Former anti-drug prosecutor Samuel Gonzalez said it was possible that traffickers suspected the youths had been sent by a rival drug gang.

Manuel Martinez, spokesman for the students’ families, denied they had any links to organized crime.

But the Ayotzinapa school has long been an ally of community police in the nearby town of Tixtla, and Martinez said that, along with the teachers union and the students, it had formed a broad front to expel cartel extortionists from the area last year.

Authorities have presented charges against 29 people in the case. Three suspects are fugitives, including Iguala’s police chief.

Parts of Guerrero are controlled by vigilante-style community police forces, some believed to have ties to leftist guerrilla movements. Drug traffickers sometimes form their own pseudo-vigilante groups, and the state is torn by ancestral land conflicts, illegal logging and mining interests that create a powder keg for potential conflict.
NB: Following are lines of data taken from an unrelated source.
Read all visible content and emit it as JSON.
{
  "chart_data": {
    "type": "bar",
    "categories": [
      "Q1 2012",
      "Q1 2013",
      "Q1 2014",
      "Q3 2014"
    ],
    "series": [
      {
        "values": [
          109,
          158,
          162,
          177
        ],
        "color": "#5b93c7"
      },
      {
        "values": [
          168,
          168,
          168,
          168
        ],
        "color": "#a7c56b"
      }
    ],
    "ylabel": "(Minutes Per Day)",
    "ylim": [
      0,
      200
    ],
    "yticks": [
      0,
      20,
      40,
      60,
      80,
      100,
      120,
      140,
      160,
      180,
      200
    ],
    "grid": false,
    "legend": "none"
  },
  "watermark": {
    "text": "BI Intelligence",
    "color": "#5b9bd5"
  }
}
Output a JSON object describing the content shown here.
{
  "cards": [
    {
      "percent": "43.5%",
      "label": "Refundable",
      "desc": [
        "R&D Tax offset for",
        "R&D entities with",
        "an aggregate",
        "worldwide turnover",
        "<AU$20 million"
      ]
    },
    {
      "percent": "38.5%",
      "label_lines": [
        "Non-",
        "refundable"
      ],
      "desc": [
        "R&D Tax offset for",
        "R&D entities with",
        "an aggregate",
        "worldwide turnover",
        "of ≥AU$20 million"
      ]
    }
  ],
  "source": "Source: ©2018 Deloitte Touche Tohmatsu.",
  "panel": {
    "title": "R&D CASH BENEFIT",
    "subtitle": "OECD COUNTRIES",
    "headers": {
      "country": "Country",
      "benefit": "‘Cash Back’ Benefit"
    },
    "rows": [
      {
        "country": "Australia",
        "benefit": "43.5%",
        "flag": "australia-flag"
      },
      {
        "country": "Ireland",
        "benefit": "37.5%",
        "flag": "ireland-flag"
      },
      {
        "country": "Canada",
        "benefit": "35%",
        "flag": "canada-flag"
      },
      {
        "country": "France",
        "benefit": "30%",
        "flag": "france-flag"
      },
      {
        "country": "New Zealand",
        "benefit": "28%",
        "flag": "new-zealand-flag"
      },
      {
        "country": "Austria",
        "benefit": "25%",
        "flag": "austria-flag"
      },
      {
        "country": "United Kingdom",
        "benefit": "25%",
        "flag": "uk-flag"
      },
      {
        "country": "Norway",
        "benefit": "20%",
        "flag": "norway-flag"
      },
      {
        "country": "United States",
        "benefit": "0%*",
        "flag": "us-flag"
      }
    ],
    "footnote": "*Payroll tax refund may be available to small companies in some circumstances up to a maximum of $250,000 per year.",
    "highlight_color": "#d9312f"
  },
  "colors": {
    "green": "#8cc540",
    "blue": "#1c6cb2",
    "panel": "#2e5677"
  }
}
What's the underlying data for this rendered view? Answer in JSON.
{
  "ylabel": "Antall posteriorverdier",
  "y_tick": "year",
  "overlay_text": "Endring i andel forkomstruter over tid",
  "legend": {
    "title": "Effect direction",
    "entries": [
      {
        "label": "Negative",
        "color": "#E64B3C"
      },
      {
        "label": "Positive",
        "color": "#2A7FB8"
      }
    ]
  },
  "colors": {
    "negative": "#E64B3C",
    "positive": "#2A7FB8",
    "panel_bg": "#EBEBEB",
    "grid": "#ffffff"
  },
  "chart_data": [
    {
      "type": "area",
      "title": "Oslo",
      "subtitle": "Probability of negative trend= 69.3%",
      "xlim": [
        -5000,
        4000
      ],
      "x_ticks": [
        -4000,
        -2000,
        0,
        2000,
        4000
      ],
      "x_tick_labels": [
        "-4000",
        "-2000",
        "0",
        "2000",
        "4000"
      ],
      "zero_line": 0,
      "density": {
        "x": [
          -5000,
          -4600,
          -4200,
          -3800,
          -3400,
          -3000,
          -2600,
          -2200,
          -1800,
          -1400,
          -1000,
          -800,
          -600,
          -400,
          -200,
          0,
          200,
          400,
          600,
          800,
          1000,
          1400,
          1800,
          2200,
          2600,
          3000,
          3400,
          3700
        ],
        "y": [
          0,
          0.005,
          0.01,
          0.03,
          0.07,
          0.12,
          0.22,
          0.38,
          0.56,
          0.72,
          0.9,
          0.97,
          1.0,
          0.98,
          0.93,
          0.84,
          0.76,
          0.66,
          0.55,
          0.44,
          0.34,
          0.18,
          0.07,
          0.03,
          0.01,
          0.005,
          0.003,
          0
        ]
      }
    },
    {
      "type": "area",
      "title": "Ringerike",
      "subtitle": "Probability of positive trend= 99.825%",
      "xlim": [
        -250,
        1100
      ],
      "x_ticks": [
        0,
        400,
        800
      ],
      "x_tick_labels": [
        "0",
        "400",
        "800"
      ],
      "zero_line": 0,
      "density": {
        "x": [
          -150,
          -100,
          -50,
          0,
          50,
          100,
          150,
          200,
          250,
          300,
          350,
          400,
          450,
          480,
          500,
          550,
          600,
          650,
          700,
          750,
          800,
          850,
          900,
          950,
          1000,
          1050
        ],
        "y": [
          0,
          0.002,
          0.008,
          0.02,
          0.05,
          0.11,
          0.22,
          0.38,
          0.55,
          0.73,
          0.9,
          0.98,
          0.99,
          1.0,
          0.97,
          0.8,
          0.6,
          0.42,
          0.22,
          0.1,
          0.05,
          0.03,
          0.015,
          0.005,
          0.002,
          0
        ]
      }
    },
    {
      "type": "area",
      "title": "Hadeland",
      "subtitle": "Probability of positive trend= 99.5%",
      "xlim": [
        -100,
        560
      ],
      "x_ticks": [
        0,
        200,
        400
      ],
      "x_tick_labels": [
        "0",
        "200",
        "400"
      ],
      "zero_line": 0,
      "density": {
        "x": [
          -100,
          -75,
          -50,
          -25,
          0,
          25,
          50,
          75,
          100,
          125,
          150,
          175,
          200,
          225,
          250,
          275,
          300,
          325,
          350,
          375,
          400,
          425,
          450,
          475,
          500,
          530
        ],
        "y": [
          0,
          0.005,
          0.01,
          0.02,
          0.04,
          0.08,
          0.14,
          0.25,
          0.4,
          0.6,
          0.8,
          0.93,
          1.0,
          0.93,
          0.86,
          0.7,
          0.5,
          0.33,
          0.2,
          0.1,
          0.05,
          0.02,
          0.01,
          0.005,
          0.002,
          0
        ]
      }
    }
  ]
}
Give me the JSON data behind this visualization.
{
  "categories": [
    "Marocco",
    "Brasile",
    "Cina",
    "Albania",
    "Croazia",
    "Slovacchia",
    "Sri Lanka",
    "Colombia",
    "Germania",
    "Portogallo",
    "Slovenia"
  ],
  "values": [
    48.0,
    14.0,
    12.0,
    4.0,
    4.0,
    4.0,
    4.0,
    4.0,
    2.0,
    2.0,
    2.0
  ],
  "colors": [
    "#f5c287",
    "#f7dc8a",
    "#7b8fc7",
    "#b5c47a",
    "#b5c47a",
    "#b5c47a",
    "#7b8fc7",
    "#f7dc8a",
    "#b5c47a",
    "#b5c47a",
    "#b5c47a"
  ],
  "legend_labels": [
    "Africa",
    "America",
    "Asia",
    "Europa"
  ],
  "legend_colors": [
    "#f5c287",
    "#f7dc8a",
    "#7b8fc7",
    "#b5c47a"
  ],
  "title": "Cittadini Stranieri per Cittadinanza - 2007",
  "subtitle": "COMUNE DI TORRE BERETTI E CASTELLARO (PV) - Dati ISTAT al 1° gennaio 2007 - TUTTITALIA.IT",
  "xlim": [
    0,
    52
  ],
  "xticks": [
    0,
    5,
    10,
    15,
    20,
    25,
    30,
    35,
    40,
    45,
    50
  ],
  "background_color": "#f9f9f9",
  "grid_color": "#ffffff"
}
The mass grave comprised six unmarked pits on a hillside about a mile (2 kilometers) from the nearest road. The bodies had been put on top of branches and tree trunks, which were doused with a flammable substance and set on fire.

The grave covering and the burning appeared fresh, according to an official close to the case who was not authorized to speak to the press. But there were layers of bodies separated by tarps, the official added, indicating that some might have been there for some time.

The mother of 17-year-old Luis Angel Abarca Carrillo said he had enrolled in the Ayotzinapa school to get ahead in life and not be a poor farmer like his brothers.

“But now look what they did to him,” said Margarita Carrillo, 60. “He hasn’t reappeared.”

Mexico’s National Human Rights Commission has opened its own probe of possible “serious human rights abuses” by Iguala police, and Amnesty International called on federal authorities Monday to carry out “full and thorough investigations.”